Custom Engine
If the built-in OpenAI and llama.cpp engines don't cover your use case, you can bring your own backend.
When to write a custom engine
- You want to use a proprietary model over a custom protocol
- You need a mock engine for tests (avoid real API calls)
- You're running a non-OpenAI-compatible local server
Implementing LLMEngineTrait
use ambi::llm::LLMEngineTrait;
use ambi::types::LLMRequest;
use ambi::error::Result;
use tokio::sync::mpsc::Sender;
use async_trait::async_trait;
struct MockEngine {
reply: String,
}
#[async_trait]
impl LLMEngineTrait for MockEngine {
async fn chat(&self, _request: LLMRequest) -> Result<String> {
Ok(self.reply.clone())
}
async fn chat_stream(&self, request: LLMRequest, tx: Sender<Result<String>>) {
// Send chunks
let _ = tx.send(Ok("Hello, ".into())).await;
let _ = tx.send(Ok("world!".into())).await;
}
fn reset_context(&self) {
// no-op for a mock
}
}Required methods
| Method | Purpose |
|---|---|
chat() | Full response. Returns the complete output string. |
chat_stream() | Streamed response. Send chunks via the mpsc Sender. |
reset_context() | Clear any internal state/KV cache.

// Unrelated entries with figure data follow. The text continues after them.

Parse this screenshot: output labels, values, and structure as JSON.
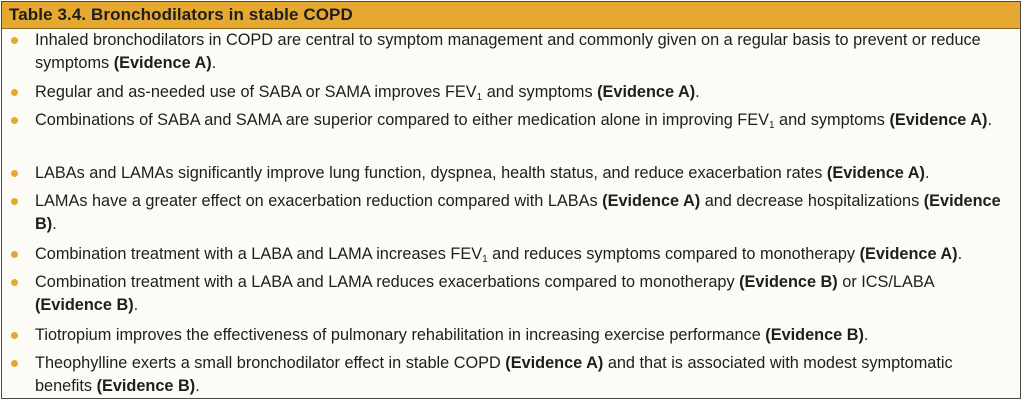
{
  "title": "Table 3.4. Bronchodilators in stable COPD",
  "items": [
    {
      "pre": "Inhaled bronchodilators in COPD are central to symptom management and commonly given on a regular basis to prevent or reduce symptoms ",
      "ev1": "(Evidence A)",
      "end": "."
    },
    {
      "pre": "Regular and as-needed use of SABA or SAMA improves FEV",
      "sub": "1",
      "mid": " and symptoms ",
      "ev1": "(Evidence A)",
      "end": "."
    },
    {
      "pre": "Combinations of SABA and SAMA are superior compared to either medication alone in improving FEV",
      "sub": "1",
      "mid": " and symptoms ",
      "ev1": "(Evidence A)",
      "end": "."
    },
    {
      "pre": "LABAs and LAMAs significantly improve lung function, dyspnea, health status, and reduce exacerbation rates ",
      "ev1": "(Evidence A)",
      "end": "."
    },
    {
      "pre": "LAMAs have a greater effect on exacerbation reduction compared with LABAs ",
      "ev1": "(Evidence A)",
      "mid2": " and decrease hospitalizations ",
      "ev2": "(Evidence B)",
      "end": "."
    },
    {
      "pre": "Combination treatment with a LABA and LAMA increases FEV",
      "sub": "1",
      "mid": " and reduces symptoms compared to monotherapy ",
      "ev1": "(Evidence A)",
      "end": "."
    },
    {
      "pre": "Combination treatment with a LABA and LAMA reduces exacerbations compared to monotherapy ",
      "ev1": "(Evidence B)",
      "mid2": " or ICS/LABA ",
      "ev2": "(Evidence B)",
      "end": "."
    },
    {
      "pre": "Tiotropium improves the effectiveness of pulmonary rehabilitation in increasing exercise performance ",
      "ev1": "(Evidence B)",
      "end": "."
    },
    {
      "pre": "Theophylline exerts a small bronchodilator effect in stable COPD ",
      "ev1": "(Evidence A)",
      "mid2": " and that is associated with modest symptomatic benefits ",
      "ev2": "(Evidence B)",
      "end": "."
    }
  ],
  "colors": {
    "accent": "#e5a830",
    "border": "#4a4a4a",
    "text": "#1e1e1e"
  }
}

Called by ChatRunner::clear_history(). |
Optional methods
| Method | Default | Override when... |
|---|---|---|
supports_multimodal() | false | Your engine handles images |
evaluate_sentence_entropy() | Returns EngineError | Your engine can compute token-level uncertainty |
Using the custom engine
Pass your engine via the LLMEngineConfig::Custom variant:
use ambi::{Agent, LLMEngineConfig};
let agent = Agent::make(
LLMEngineConfig::Custom(Box::new(MockEngine {
reply: "Hello, I'm a mock.".into(),
}))
).await?;This is the recommended approach. The old Agent::with_custom_engine() is deprecated.

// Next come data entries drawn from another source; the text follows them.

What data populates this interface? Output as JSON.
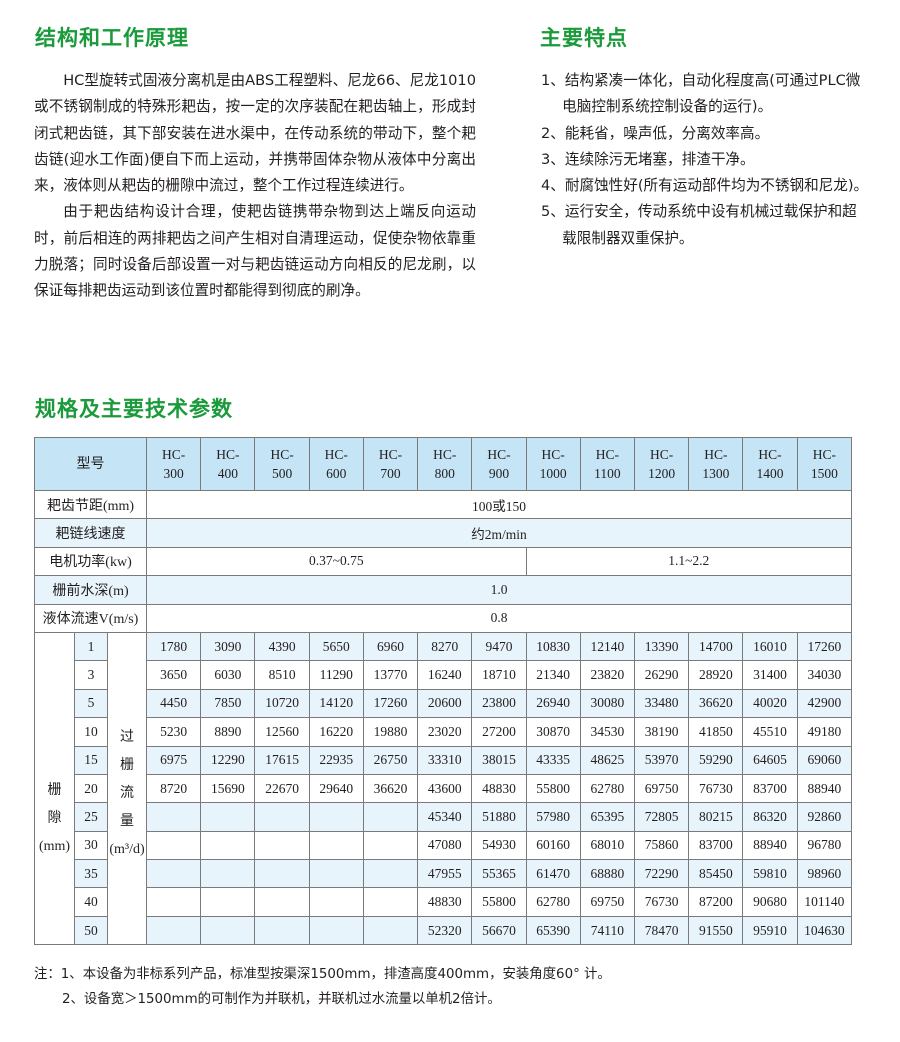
{
  "principle": {
    "title": "结构和工作原理",
    "paragraphs": [
      "HC型旋转式固液分离机是由ABS工程塑料、尼龙66、尼龙1010或不锈钢制成的特殊形耙齿，按一定的次序装配在耙齿轴上，形成封闭式耙齿链，其下部安装在进水渠中，在传动系统的带动下，整个耙齿链(迎水工作面)便自下而上运动，并携带固体杂物从液体中分离出来，液体则从耙齿的栅隙中流过，整个工作过程连续进行。",
      "由于耙齿结构设计合理，使耙齿链携带杂物到达上端反向运动时，前后相连的两排耙齿之间产生相对自清理运动，促使杂物依靠重力脱落；同时设备后部设置一对与耙齿链运动方向相反的尼龙刷，以保证每排耙齿运动到该位置时都能得到彻底的刷净。"
    ]
  },
  "features": {
    "title": "主要特点",
    "items": [
      "1、结构紧凑一体化，自动化程度高(可通过PLC微电脑控制系统控制设备的运行)。",
      "2、能耗省，噪声低，分离效率高。",
      "3、连续除污无堵塞，排渣干净。",
      "4、耐腐蚀性好(所有运动部件均为不锈钢和尼龙)。",
      "5、运行安全，传动系统中设有机械过载保护和超载限制器双重保护。"
    ]
  },
  "specs": {
    "title": "规格及主要技术参数",
    "model_label": "型号",
    "models": [
      [
        "HC-",
        "300"
      ],
      [
        "HC-",
        "400"
      ],
      [
        "HC-",
        "500"
      ],
      [
        "HC-",
        "600"
      ],
      [
        "HC-",
        "700"
      ],
      [
        "HC-",
        "800"
      ],
      [
        "HC-",
        "900"
      ],
      [
        "HC-",
        "1000"
      ],
      [
        "HC-",
        "1100"
      ],
      [
        "HC-",
        "1200"
      ],
      [
        "HC-",
        "1300"
      ],
      [
        "HC-",
        "1400"
      ],
      [
        "HC-",
        "1500"
      ]
    ],
    "params": [
      {
        "label": "耙齿节距(mm)",
        "cells": [
          {
            "span": 13,
            "value": "100或150"
          }
        ]
      },
      {
        "label": "耙链线速度",
        "cells": [
          {
            "span": 13,
            "value": "约2m/min"
          }
        ]
      },
      {
        "label": "电机功率(kw)",
        "cells": [
          {
            "span": 7,
            "value": "0.37~0.75"
          },
          {
            "span": 6,
            "value": "1.1~2.2"
          }
        ]
      },
      {
        "label": "栅前水深(m)",
        "cells": [
          {
            "span": 13,
            "value": "1.0"
          }
        ]
      },
      {
        "label": "液体流速V(m/s)",
        "cells": [
          {
            "span": 13,
            "value": "0.8"
          }
        ]
      }
    ],
    "gap_label": [
      "栅",
      "隙",
      "(mm)"
    ],
    "flow_label": [
      "过",
      "栅",
      "流",
      "量",
      "(m³/d)"
    ],
    "flow_rows": [
      {
        "gap": "1",
        "values": [
          "1780",
          "3090",
          "4390",
          "5650",
          "6960",
          "8270",
          "9470",
          "10830",
          "12140",
          "13390",
          "14700",
          "16010",
          "17260"
        ]
      },
      {
        "gap": "3",
        "values": [
          "3650",
          "6030",
          "8510",
          "11290",
          "13770",
          "16240",
          "18710",
          "21340",
          "23820",
          "26290",
          "28920",
          "31400",
          "34030"
        ]
      },
      {
        "gap": "5",
        "values": [
          "4450",
          "7850",
          "10720",
          "14120",
          "17260",
          "20600",
          "23800",
          "26940",
          "30080",
          "33480",
          "36620",
          "40020",
          "42900"
        ]
      },
      {
        "gap": "10",
        "values": [
          "5230",
          "8890",
          "12560",
          "16220",
          "19880",
          "23020",
          "27200",
          "30870",
          "34530",
          "38190",
          "41850",
          "45510",
          "49180"
        ]
      },
      {
        "gap": "15",
        "values": [
          "6975",
          "12290",
          "17615",
          "22935",
          "26750",
          "33310",
          "38015",
          "43335",
          "48625",
          "53970",
          "59290",
          "64605",
          "69060"
        ]
      },
      {
        "gap": "20",
        "values": [
          "8720",
          "15690",
          "22670",
          "29640",
          "36620",
          "43600",
          "48830",
          "55800",
          "62780",
          "69750",
          "76730",
          "83700",
          "88940"
        ]
      },
      {
        "gap": "25",
        "values": [
          "",
          "",
          "",
          "",
          "",
          "45340",
          "51880",
          "57980",
          "65395",
          "72805",
          "80215",
          "86320",
          "92860"
        ]
      },
      {
        "gap": "30",
        "values": [
          "",
          "",
          "",
          "",
          "",
          "47080",
          "54930",
          "60160",
          "68010",
          "75860",
          "83700",
          "88940",
          "96780"
        ]
      },
      {
        "gap": "35",
        "values": [
          "",
          "",
          "",
          "",
          "",
          "47955",
          "55365",
          "61470",
          "68880",
          "72290",
          "85450",
          "59810",
          "98960"
        ]
      },
      {
        "gap": "40",
        "values": [
          "",
          "",
          "",
          "",
          "",
          "48830",
          "55800",
          "62780",
          "69750",
          "76730",
          "87200",
          "90680",
          "101140"
        ]
      },
      {
        "gap": "50",
        "values": [
          "",
          "",
          "",
          "",
          "",
          "52320",
          "56670",
          "65390",
          "74110",
          "78470",
          "91550",
          "95910",
          "104630"
        ]
      }
    ]
  },
  "notes": [
    "注：1、本设备为非标系列产品，标准型按渠深1500mm，排渣高度400mm，安装角度60° 计。",
    "2、设备宽＞1500mm的可制作为并联机，并联机过水流量以单机2倍计。"
  ],
  "colors": {
    "heading": "#1a9a3a",
    "header_bg": "#c5e4f5",
    "stripe_bg": "#e8f4fc"
  }
}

Note: LLMEngineConfig::Custom is synchronous – it doesn't need spawn_blocking because there's no model file to load. This also means it works in current_thread Tokio runtimes.

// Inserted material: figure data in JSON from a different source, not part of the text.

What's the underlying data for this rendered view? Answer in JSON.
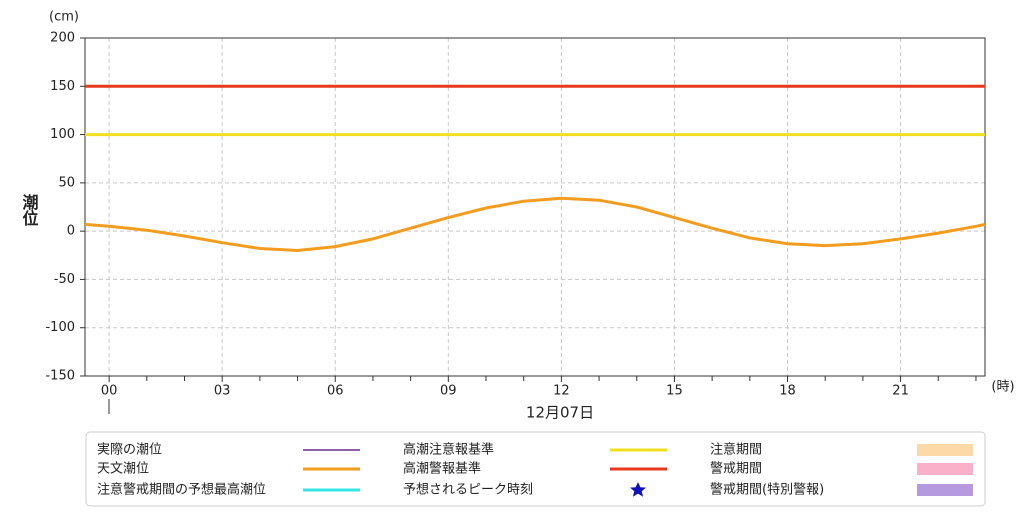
{
  "chart_data": {
    "type": "line",
    "y_label": "潮位",
    "y_unit": "(cm)",
    "x_unit": "(時)",
    "date": "12月07日",
    "xlim": [
      -0.64,
      23.24
    ],
    "ylim": [
      -150,
      200
    ],
    "yticks": [
      -150,
      -100,
      -50,
      0,
      50,
      100,
      150,
      200
    ],
    "xticks": [
      {
        "value": 0,
        "label": "00"
      },
      {
        "value": 3,
        "label": "03"
      },
      {
        "value": 6,
        "label": "06"
      },
      {
        "value": 9,
        "label": "09"
      },
      {
        "value": 12,
        "label": "12"
      },
      {
        "value": 15,
        "label": "15"
      },
      {
        "value": 18,
        "label": "18"
      },
      {
        "value": 21,
        "label": "21"
      }
    ],
    "xminorticks": [
      1,
      2,
      4,
      5,
      7,
      8,
      10,
      11,
      13,
      14,
      16,
      17,
      19,
      20,
      22,
      23
    ],
    "grid": true,
    "series": [
      {
        "name": "実際の潮位",
        "color": "#8e5fa8",
        "marker": "line"
      },
      {
        "name": "天文潮位",
        "color": "#f39c1e",
        "marker": "line",
        "x": [
          -0.64,
          0,
          1,
          2,
          3,
          4,
          5,
          6,
          7,
          8,
          9,
          10,
          11,
          12,
          13,
          14,
          15,
          16,
          17,
          18,
          19,
          20,
          21,
          22,
          23,
          23.24
        ],
        "values": [
          7,
          5,
          1,
          -5,
          -12,
          -18,
          -20,
          -16,
          -8,
          3,
          14,
          24,
          31,
          34,
          32,
          25,
          14,
          3,
          -7,
          -13,
          -15,
          -13,
          -8,
          -2,
          5,
          7
        ]
      },
      {
        "name": "注意警戒期間の予想最高潮位",
        "color": "#33e6e6",
        "marker": "line"
      },
      {
        "name": "高潮注意報基準",
        "color": "#f0e020",
        "marker": "line",
        "value": 100
      },
      {
        "name": "高潮警報基準",
        "color": "#e8391c",
        "marker": "line",
        "value": 150
      },
      {
        "name": "予想されるピーク時刻",
        "color": "#1010c0",
        "marker": "star"
      },
      {
        "name": "注意期間",
        "color": "#fdd9a8",
        "marker": "box"
      },
      {
        "name": "警戒期間",
        "color": "#f9b0c8",
        "marker": "box"
      },
      {
        "name": "警戒期間(特別警報)",
        "color": "#b59ae0",
        "marker": "box"
      }
    ]
  }
}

Using a custom engine in tests
Mock engines are useful for deterministic testing of tool logic:
#[tokio::test]
async fn test_tool_calls() {
let agent = Agent::make(LLMEngineConfig::Custom(Box::new(MockEngine {
reply: "Tell me the weather[TOOL_CALL]{\"name\":\"get_weather\",\"args\":{\"city\":\"Tokyo\"}}[/TOOL_CALL]".into(),
}))).await?;
// ... test your tools
}Custom tokenizer
By default, Ambi uses cl100k_base (tiktoken). If your model uses a different tokenizer, swap it:
use ambi::llm::{LLMEngine, LLMEngineConfig};
use ambi::llm::tokenizer::TokenizerTrait;
struct MyTokenizer;
impl TokenizerTrait for MyTokenizer {
fn count_tokens(&self, text: &str) -> Result<usize> {
Ok(text.len()) // rough estimate
}
}
// After creating the engine:
let engine = LLMEngine::load(LLMEngineConfig::Custom(Box::new(my_engine)))?;
let engine = engine.with_custom_tokenizer(MyTokenizer);Note: The old
LLMEngine::from_custom()method is deprecated. UseLLMEngine::load(LLMEngineConfig::Custom(backend))instead.
This affects context eviction accuracy. An inaccurate tokenizer may evict too early or too late.